This letter is a culmination of observations and conversation that I have had with various people from our town of St. Helena.
Last year, the grape harvest for the Napa Valley totaled nearly $730 million, a very big number indeed. In that same year, Napa Valley tourist income soared to nearly $2 billion, more than two and a half times the total grape harvest.
Yet, there is a voice in our town that says we are not, and do not want to be, a tourist town. We can no more say that, than we could say “We’re not a farming community.” It’s absurd. About three million people visit Napa Valley each year.
Many of these same voices say, “We want to keep our town the way it is.” That’s not a very good idea, because our ability to stay what we are is not possible without growth. In fact, “who we are” is beginning to erode right in front of our eyes. As some groups fight to preserve the character of our town by saying 'no' to everything and treating people who want to invest in our town like unwanted guests, the very fabric of our community is disappearing, slowly but tangibly.
One of the largest challenges we have is that our neighbors in Calistoga, Yountville and Napa have had investors pump hundreds of millions of dollars into their towns to make them better for business and consequently their citizens. We, on the other hand, can’t even have a proper sidewalk on Main Street where people don’t trip and fall on a regular basis.

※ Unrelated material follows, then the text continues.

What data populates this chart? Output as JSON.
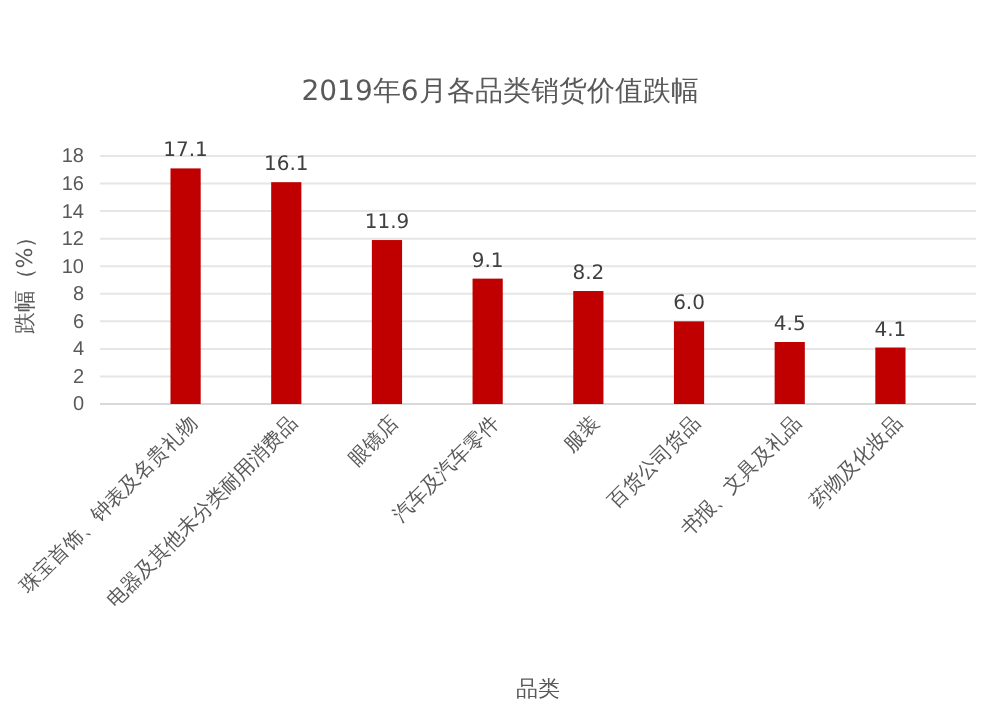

As the families that make up our community continue to cash out of their homes and move elsewhere, or simply can’t afford $3,000 rent, the very fabric of our town is eroding. As the people continue to trickle out and second home buyers continue to come in, there are simply fewer people living here on a daily basis to support our stores, churches, community groups and schools. Without families and full-time residents to shop here, there will be no need for schools; without families here there will be no need for Sunshine, Safeway, Smith’s or Vasconi’s.
While the attractiveness of St. Helena continues to fuel rising home prices, that in and of itself does not mean we are a successful community. It simply means we have an awesome place to live over which we are given stewardship to protect and responsibly manage. Who could not stop by this town and think that this is one of the greatest places on the planet to call home? However, what will it look like when all the stores are gone and the schools closed and the churches quiet? It will look great every third weekend when the second-home-buyers show up, but what they are coming to enjoy will be a skeleton of what they first found to be the feel of the town.
We need to embrace the opportunities we have, and support our existing businesses and community by building multi-family housing, approving another hotel (Ted Hall’s looks good) and welcoming new businesses into town. Right now, if you want to open a dress shop, you must first pay a non-refundable $5,500 for an application to have a public hearing and wait two months for possible approval (or appeal).
Let’s update our antiquated zoning that currently includes permitted uses of tobacconist, video rental store, newsstand and other obsolete retail uses. We could easily add uses that are more in keeping with the times that would add vibrancy and diversity to our town. Let’s roll up our sleeves, put on our thinking caps, extend an olive branch and start working together to take ideas and businesses interested in our town and figure out how to make them work instead of just dismissing them part and parcel.
And if we don’t open our eyes and engage the tourists, welcome the businesses and add a hotel or two, soon the store fronts on Main Street will be as quiet as some of the streets of our neighborhoods.
Change is inevitable. Let’s help shape our town the best way possible.